Analysis of Declining U.S. Export Market Share (1984-2010)

Overview

From 1984 to 2010, the U.S. share of global exports of goods fell by almost one-third. It remained relatively stable at around 12 percent through 1999, then dropped 3.5 percentage points between 2000 and 2010. Data on the export of certain services reveals a similar decline in the U.S. services market share during the 2000-2008 period, falling from approximately 25 percent to just above 5 percent. This decline across both goods and services suggests factors beyond a simple shift from manufacturing to services are at play.

Merchandise Trade Focus

Due to limited data on services trade, this analysis focuses on merchandise trade to understand the declining export market share. Examining the contributions of different product groups to the 3.5 percentage point drop in goods export share reveals that virtually every sector experienced a decrease in market share from 1984 to 2008.

Sectoral Contributions

The machinery and transportation equipment sector contributed the most to the overall decline, accounting for half of the decrease. This is partly due to the sector’s significant share (almost half) of U.S. exports. Within this sector, the decline in the U.S. share of office machine and computer exports was particularly striking, falling from about one-third of total world sales to just under one-tenth.

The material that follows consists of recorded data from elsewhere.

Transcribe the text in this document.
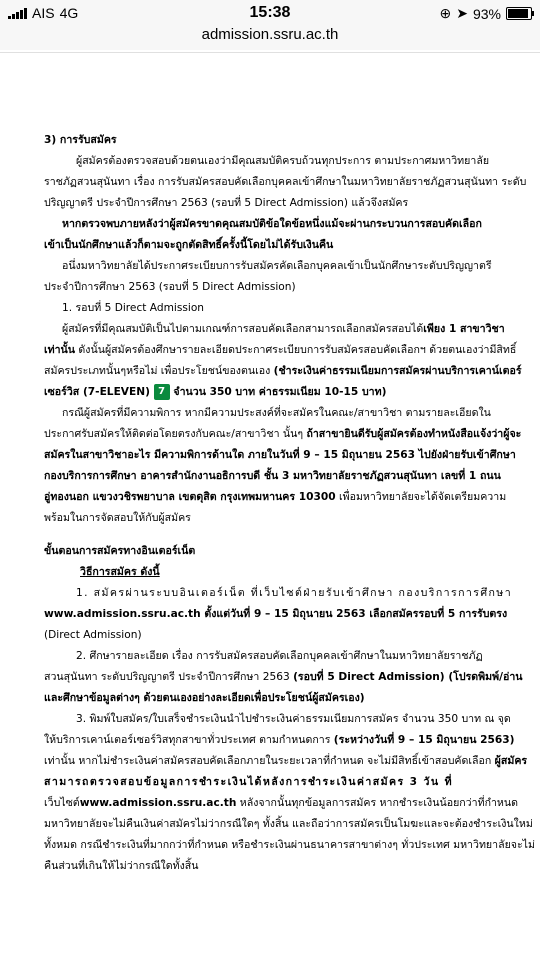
AIS 4G	15:38	⊕ ➤ 93%
admission.ssru.ac.th

3) การรับสมัคร

ผู้สมัครต้องตรวจสอบด้วยตนเองว่ามีคุณสมบัติครบถ้วนทุกประการ ตามประกาศมหาวิทยาลัย

ราชภัฏสวนสุนันทา เรื่อง การรับสมัครสอบคัดเลือกบุคคลเข้าศึกษาในมหาวิทยาลัยราชภัฏสวนสุนันทา ระดับ

ปริญญาตรี ประจำปีการศึกษา 2563 (รอบที่ 5 Direct Admission) แล้วจึงสมัคร

หากตรวจพบภายหลังว่าผู้สมัครขาดคุณสมบัติข้อใดข้อหนึ่งแม้จะผ่านกระบวนการสอบคัดเลือก

เข้าเป็นนักศึกษาแล้วก็ตามจะถูกตัดสิทธิ์ครั้งนี้โดยไม่ได้รับเงินคืน

อนึ่งมหาวิทยาลัยได้ประกาศระเบียบการรับสมัครคัดเลือกบุคคลเข้าเป็นนักศึกษาระดับปริญญาตรี

ประจำปีการศึกษา 2563 (รอบที่ 5 Direct Admission)

1. รอบที่ 5 Direct Admission

ผู้สมัครที่มีคุณสมบัติเป็นไปตามเกณฑ์การสอบคัดเลือกสามารถเลือกสมัครสอบได้เพียง 1 สาขาวิชา

เท่านั้น ดังนั้นผู้สมัครต้องศึกษารายละเอียดประกาศระเบียบการรับสมัครสอบคัดเลือกฯ ด้วยตนเองว่ามีสิทธิ์

สมัครประเภทนั้นๆหรือไม่ เพื่อประโยชน์ของตนเอง (ชำระเงินค่าธรรมเนียมการสมัครผ่านบริการเคาน์เตอร์

เซอร์วิส (7-ELEVEN) 7 จำนวน 350 บาท ค่าธรรมเนียม 10-15 บาท)

กรณีผู้สมัครที่มีความพิการ หากมีความประสงค์ที่จะสมัครในคณะ/สาขาวิชา ตามรายละเอียดใน

ประกาศรับสมัครให้ติดต่อโดยตรงกับคณะ/สาขาวิชา นั้นๆ ถ้าสาขายินดีรับผู้สมัครต้องทำหนังสือแจ้งว่าผู้จะ

สมัครในสาขาวิชาอะไร มีความพิการด้านใด ภายในวันที่ 9 – 15 มิถุนายน 2563 ไปยังฝ่ายรับเข้าศึกษา

กองบริการการศึกษา อาคารสำนักงานอธิการบดี ชั้น 3 มหาวิทยาลัยราชภัฏสวนสุนันทา เลขที่ 1 ถนน

อู่ทองนอก แขวงวชิรพยาบาล เขตดุสิต กรุงเทพมหานคร 10300 เพื่อมหาวิทยาลัยจะได้จัดเตรียมความ

พร้อมในการจัดสอบให้กับผู้สมัคร

ขั้นตอนการสมัครทางอินเตอร์เน็ต

วิธีการสมัคร ดังนี้

1. สมัครผ่านระบบอินเตอร์เน็ต ที่เว็บไซต์ฝ่ายรับเข้าศึกษา กองบริการการศึกษา

www.admission.ssru.ac.th ตั้งแต่วันที่ 9 – 15 มิถุนายน 2563 เลือกสมัครรอบที่ 5 การรับตรง

(Direct Admission)

2. ศึกษารายละเอียด เรื่อง การรับสมัครสอบคัดเลือกบุคคลเข้าศึกษาในมหาวิทยาลัยราชภัฏ

สวนสุนันทา ระดับปริญญาตรี ประจำปีการศึกษา 2563 (รอบที่ 5 Direct Admission) (โปรดพิมพ์/อ่าน

และศึกษาข้อมูลต่างๆ ด้วยตนเองอย่างละเอียดเพื่อประโยชน์ผู้สมัครเอง)

3. พิมพ์ใบสมัคร/ใบเสร็จชำระเงินนำไปชำระเงินค่าธรรมเนียมการสมัคร จำนวน 350 บาท ณ จุด

ให้บริการเคาน์เตอร์เซอร์วิสทุกสาขาทั่วประเทศ ตามกำหนดการ (ระหว่างวันที่ 9 – 15 มิถุนายน 2563)

เท่านั้น หากไม่ชำระเงินค่าสมัครสอบคัดเลือกภายในระยะเวลาที่กำหนด จะไม่มีสิทธิ์เข้าสอบคัดเลือก ผู้สมัคร

สามารถตรวจสอบข้อมูลการชำระเงินได้หลังการชำระเงินค่าสมัคร 3 วัน ที่

เว็บไซต์www.admission.ssru.ac.th หลังจากนั้นทุกข้อมูลการสมัคร หากชำระเงินน้อยกว่าที่กำหนด

มหาวิทยาลัยจะไม่คืนเงินค่าสมัครไม่ว่ากรณีใดๆ ทั้งสิ้น และถือว่าการสมัครเป็นโมฆะและจะต้องชำระเงินใหม่

ทั้งหมด กรณีชำระเงินที่มากกว่าที่กำหนด หรือชำระเงินผ่านธนาคารสาขาต่างๆ ทั่วประเทศ มหาวิทยาลัยจะไม่

คืนส่วนที่เกินให้ไม่ว่ากรณีใดทั้งสิ้น
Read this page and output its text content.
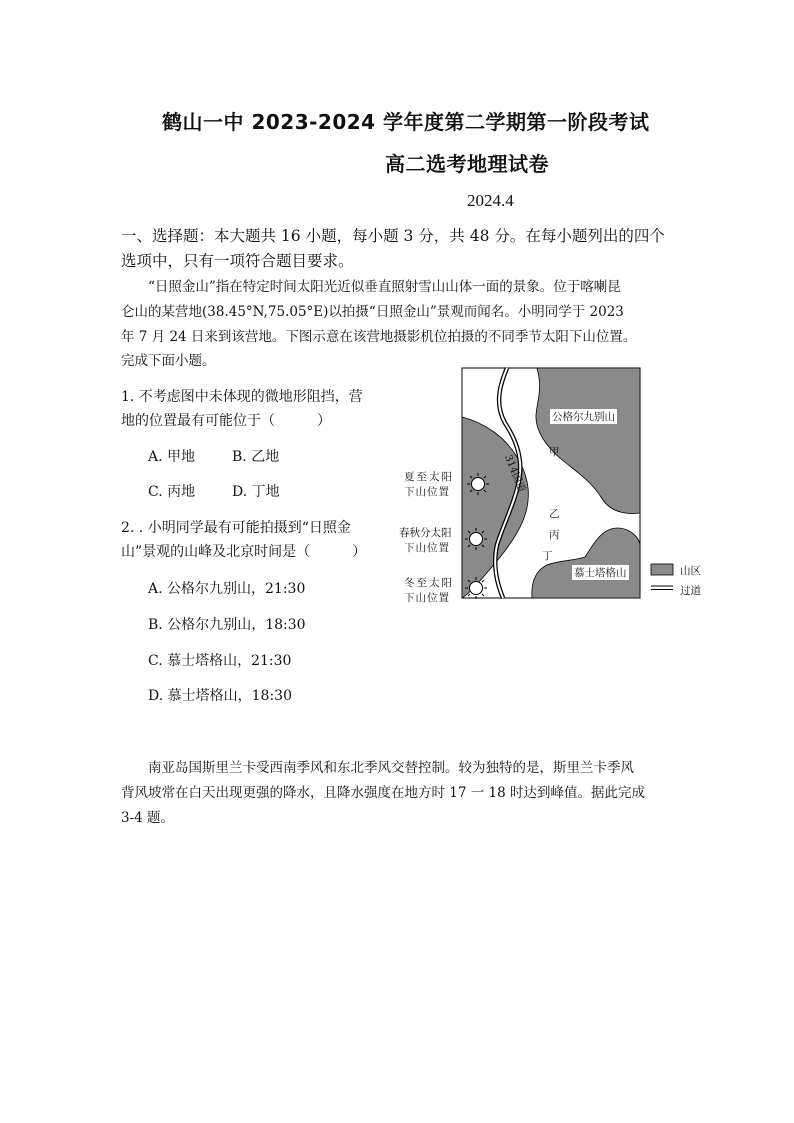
鹤山一中 2023-2024 学年度第二学期第一阶段考试
高二选考地理试卷
2024.4
一、选择题：本大题共 16 小题，每小题 3 分，共 48 分。在每小题列出的四个
选项中，只有一项符合题目要求。
“日照金山”指在特定时间太阳光近似垂直照射雪山山体一面的景象。位于喀喇昆
仑山的某营地(38.45°N,75.05°E)以拍摄“日照金山”景观而闻名。小明同学于 2023
年 7 月 24 日来到该营地。下图示意在该营地摄影机位拍摄的不同季节太阳下山位置。
完成下面小题。
1. 不考虑图中未体现的微地形阻挡，营
地的位置最有可能位于（　　　）
A. 甲地	B. 乙地
C. 丙地	D. 丁地
2. . 小明同学最有可能拍摄到“日照金
山”景观的山峰及北京时间是（　　　）
A. 公格尔九别山，21:30
B. 公格尔九别山，18:30
C. 慕士塔格山，21:30
D. 慕士塔格山，18:30
公格尔九别山
慕士塔格山
314国道
甲
乙
丙
丁
夏至太阳
下山位置
春秋分太阳
下山位置
冬至太阳
下山位置
山区
过道
南亚岛国斯里兰卡受西南季风和东北季风交替控制。较为独特的是，斯里兰卡季风
背风坡常在白天出现更强的降水，且降水强度在地方时 17 一 18 时达到峰值。据此完成
3-4 题。
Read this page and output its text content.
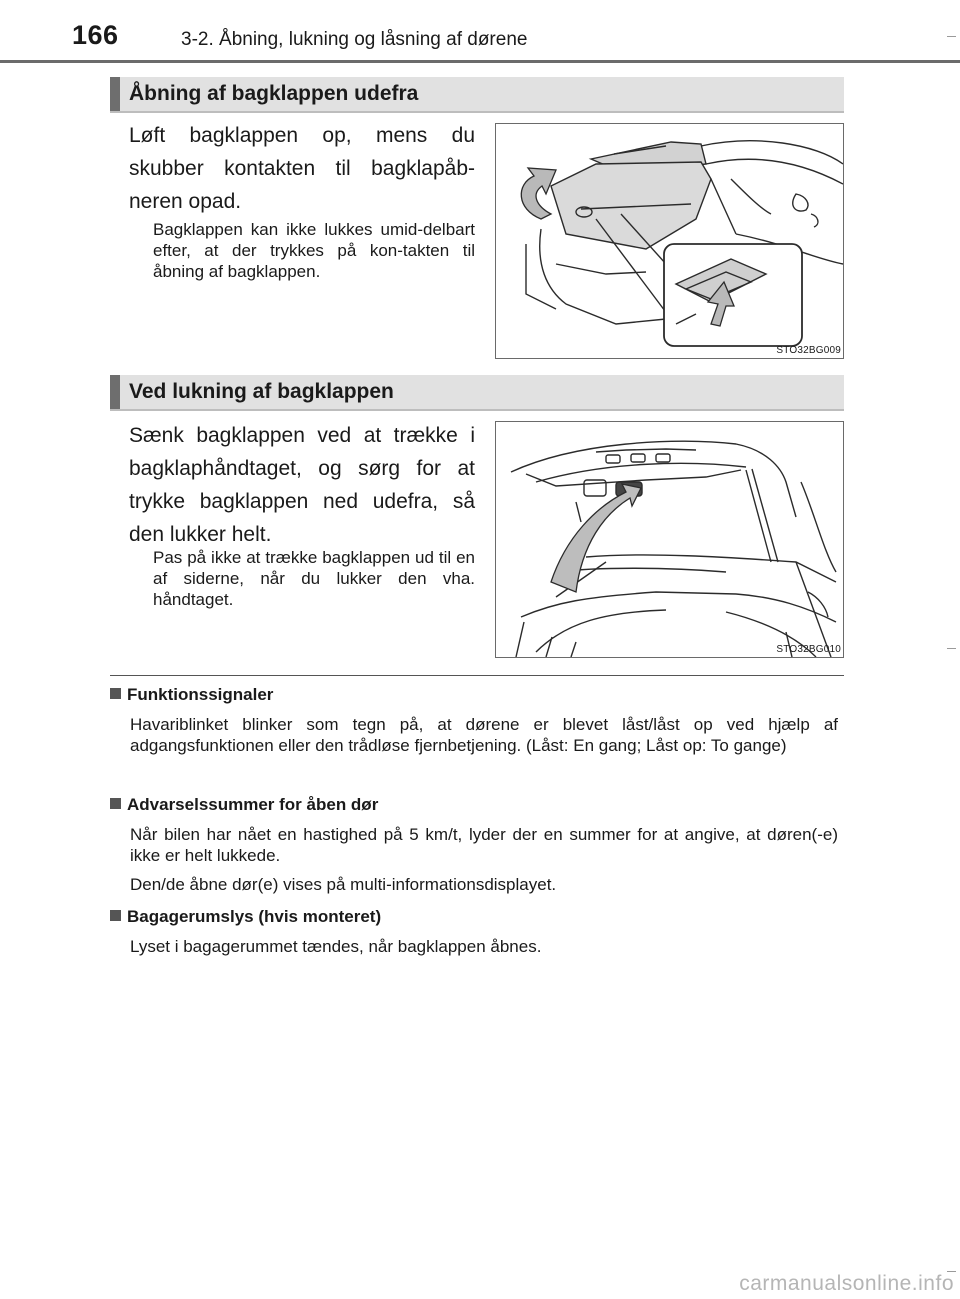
166	3-2. Åbning, lukning og låsning af dørene
Åbning af bagklappen udefra
Løft bagklappen op, mens du skubber kontakten til bagklapåb-neren opad.
Bagklappen kan ikke lukkes umid-delbart efter, at der trykkes på kon-takten til åbning af bagklappen.
STO32BG009
Ved lukning af bagklappen
Sænk bagklappen ved at trække i bagklaphåndtaget, og sørg for at trykke bagklappen ned udefra, så den lukker helt.
Pas på ikke at trække bagklappen ud til en af siderne, når du lukker den vha. håndtaget.
STO32BG010
Funktionssignaler
Havariblinket blinker som tegn på, at dørene er blevet låst/låst op ved hjælp af adgangsfunktionen eller den trådløse fjernbetjening. (Låst: En gang; Låst op: To gange)
Advarselssummer for åben dør
Når bilen har nået en hastighed på 5 km/t, lyder der en summer for at angive, at døren(-e) ikke er helt lukkede.
Den/de åbne dør(e) vises på multi-informationsdisplayet.
Bagagerumslys (hvis monteret)
Lyset i bagagerummet tændes, når bagklappen åbnes.
carmanualsonline.info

Commodities, representing approximately a quarter of U.S. export sales over the 25 years examined, also contributed significantly to the decline. Crude materials (including metals and minerals) and food and live animals accounted for about 1.5 percentage points, or 43 percent, of the overall change.

Commodity Price Effects

The importance of commodities suggests that declining competitiveness may not be the sole explanation for the shrinking U.S. export share. Commodity prices fell throughout most of the period, impacting U.S. revenue from commodity sales and, consequently, its share of world exports. This is supported by price trends for specific commodities like corn and soybeans, which fell in the late 1990s and remained low until 2006, mirroring the decline and subsequent leveling off of the U.S. export share.

Intensive and Extensive Margins

The decline in the U.S. aggregate share reflects both a decline in market share within each sector (intensive margin) and a decline stemming from changes in the size of each category relative to world exports (extensive margin). For example, corn contributes to the decline when the U.S. captures a smaller proportion of the corn-specific export market (intensive) and when corn’s share of overall world exports declines (extensive).

Competitiveness is more closely related to the intensive margin, as it reflects the U.S. share within a specific market. While specializing in faster-growing sectors might be preferable, over the relatively short period analyzed, the sector composition of exports likely didn’t change drastically.